JPMorgan Traders Blow Past Expectations With Record Haul

JPMorgan Chase & Co.’s traders posted their highest-ever quarterly revenue in the first three months of the year, with record stock-trading results boosting the total past the firm’s previous record by almost $2 billion.

The biggest US bank pulled in $11.6 billion in trading revenue in the first quarter, according to a statement Tuesday. That’s up 20% from a year earlier, with both stock traders and their counterparts in fixed income, currencies and commodities beating analysts’ expectations.

Still, JPMorgan lowered its full-year net interest income guidance back to about $103 billion, where it stood before an investor update in February when the bank raised it to $104.5 billion. The firm held its outlook for NII excluding the markets business steady at about $95 billion.

“The U.S. economy remained resilient in the quarter, with consumers still earning and spending and businesses still healthy,” Chief Executive Officer Jamie Dimon said in the statement. “At the same time, there is an increasingly complex set of risks — such as geopolitical tensions and wars, energy price volatility, trade uncertainty, large global fiscal deficits and elevated asset prices.”
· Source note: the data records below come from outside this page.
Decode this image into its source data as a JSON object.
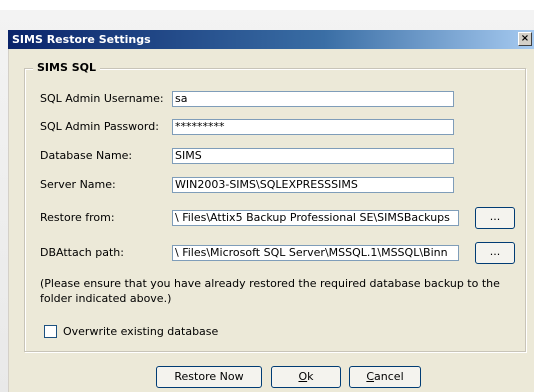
{
  "window": {
    "title": "SIMS Restore Settings",
    "close_glyph": "×"
  },
  "group": {
    "title": "SIMS SQL"
  },
  "fields": {
    "username": {
      "label": "SQL Admin Username:",
      "value": "sa"
    },
    "password": {
      "label": "SQL Admin Password:",
      "value": "*********"
    },
    "database": {
      "label": "Database Name:",
      "value": "SIMS"
    },
    "server": {
      "label": "Server Name:",
      "value": "WIN2003-SIMS\\SQLEXPRESSSIMS"
    },
    "restore_from": {
      "label": "Restore from:",
      "value": "\\ Files\\Attix5 Backup Professional SE\\SIMSBackups"
    },
    "dbattach": {
      "label": "DBAttach path:",
      "value": "\\ Files\\Microsoft SQL Server\\MSSQL.1\\MSSQL\\Binn"
    }
  },
  "browse_label": "...",
  "note": "(Please ensure that you have already restored the required database backup to the folder indicated above.)",
  "overwrite": {
    "label": "Overwrite existing database",
    "checked": false
  },
  "buttons": {
    "restore_now": "Restore Now",
    "ok_mnemonic": "O",
    "ok_rest": "k",
    "cancel_mnemonic": "C",
    "cancel_rest": "ancel"
  }
}
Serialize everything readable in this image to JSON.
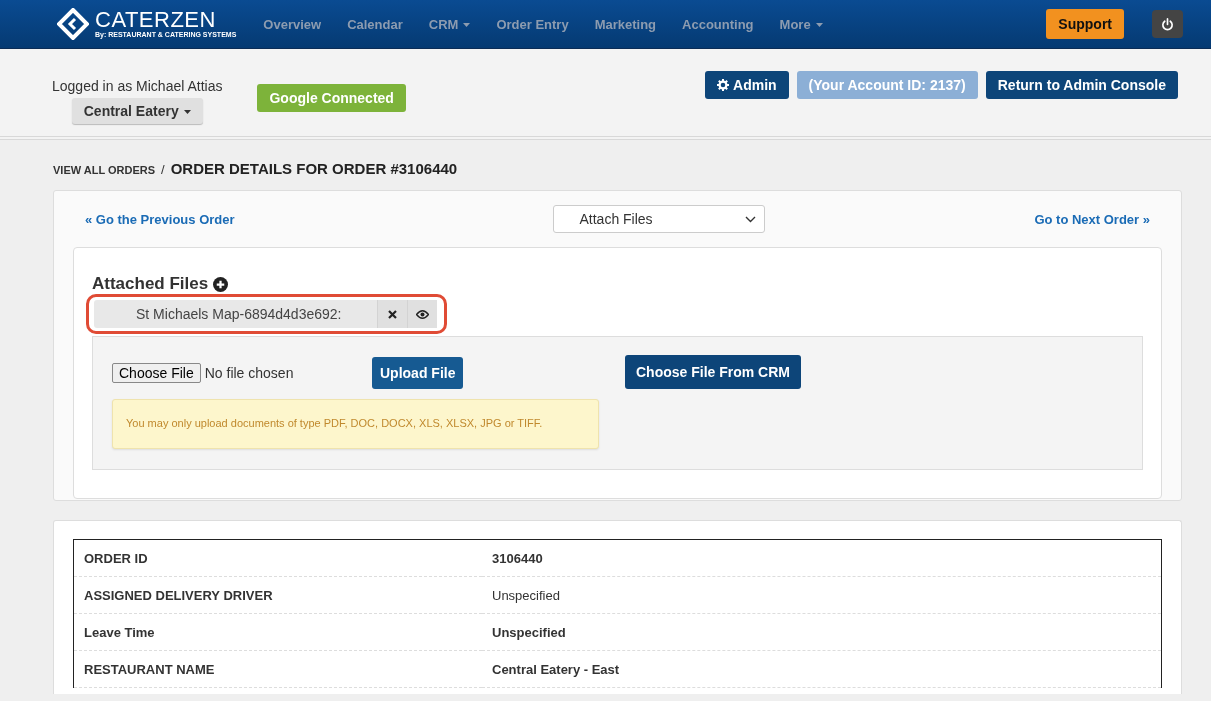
{
  "brand": {
    "name": "CATERZEN",
    "tagline": "By: RESTAURANT & CATERING SYSTEMS"
  },
  "nav": [
    {
      "label": "Overview",
      "dropdown": false
    },
    {
      "label": "Calendar",
      "dropdown": false
    },
    {
      "label": "CRM",
      "dropdown": true
    },
    {
      "label": "Order Entry",
      "dropdown": false
    },
    {
      "label": "Marketing",
      "dropdown": false
    },
    {
      "label": "Accounting",
      "dropdown": false
    },
    {
      "label": "More",
      "dropdown": true
    }
  ],
  "support": "Support",
  "account": {
    "logged_in": "Logged in as Michael Attias",
    "location": "Central Eatery",
    "google": "Google Connected",
    "admin": "Admin",
    "account_id": "(Your Account ID: 2137)",
    "return": "Return to Admin Console"
  },
  "breadcrumb": {
    "parent": "VIEW ALL ORDERS",
    "separator": "/",
    "current": "ORDER DETAILS FOR ORDER #3106440"
  },
  "order_nav": {
    "previous": "« Go the Previous Order",
    "action": "Attach Files",
    "next": "Go to Next Order »"
  },
  "attachments": {
    "title": "Attached Files",
    "files": [
      {
        "name": "St Michaels Map-6894d4d3e692:",
        "highlighted": true
      }
    ],
    "choose": "Choose File",
    "no_file": "No file chosen",
    "upload": "Upload File",
    "crm": "Choose File From CRM",
    "notice": "You may only upload documents of type PDF, DOC, DOCX, XLS, XLSX, JPG or TIFF."
  },
  "details": [
    {
      "label": "ORDER ID",
      "value": "3106440",
      "bold": true
    },
    {
      "label": "ASSIGNED DELIVERY DRIVER",
      "value": "Unspecified",
      "bold": false
    },
    {
      "label": "Leave Time",
      "value": "Unspecified",
      "bold": true
    },
    {
      "label": "RESTAURANT NAME",
      "value": "Central Eatery - East",
      "bold": true
    }
  ]
}
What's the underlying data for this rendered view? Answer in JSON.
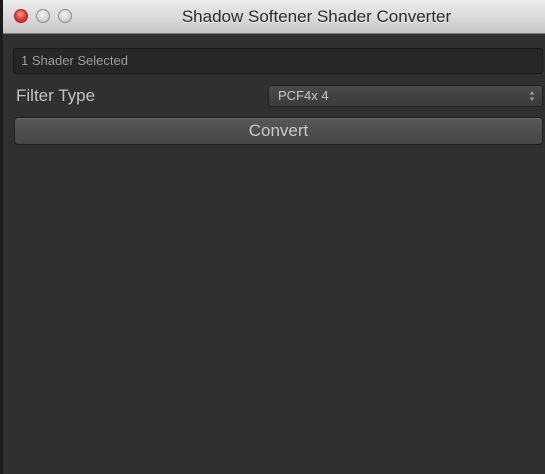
{
  "window": {
    "title": "Shadow Softener Shader Converter",
    "controls": [
      "close-icon",
      "minimize-icon",
      "zoom-icon"
    ]
  },
  "selection": {
    "status": "1 Shader Selected"
  },
  "filter": {
    "label": "Filter Type",
    "selected_value": "PCF4x 4",
    "icon": "up-down-arrows-icon"
  },
  "actions": {
    "convert_label": "Convert"
  },
  "colors": {
    "background": "#303030",
    "titlebar": "#d9d9d9",
    "close": "#e3463a",
    "text": "#c4c4c4"
  }
}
Shares of JPMorgan rose 0.1% to $313.76 at 9:42 a.m. in New York, leaving the stock down 2.7% this year.

On a conference call with analysts, Dimon criticized proposed regulatory changes that would force the bank to hold $20 billion more in capital “for no good reason.”

The bank said its required capital would go up about 4% from proposed changes to the Basel III endgame rules, the surcharge for global systemically important banks and the Federal Reserve’s annual stress tests. Other large banks would see a roughly 5% drop in their capital requirements, JPMorgan said.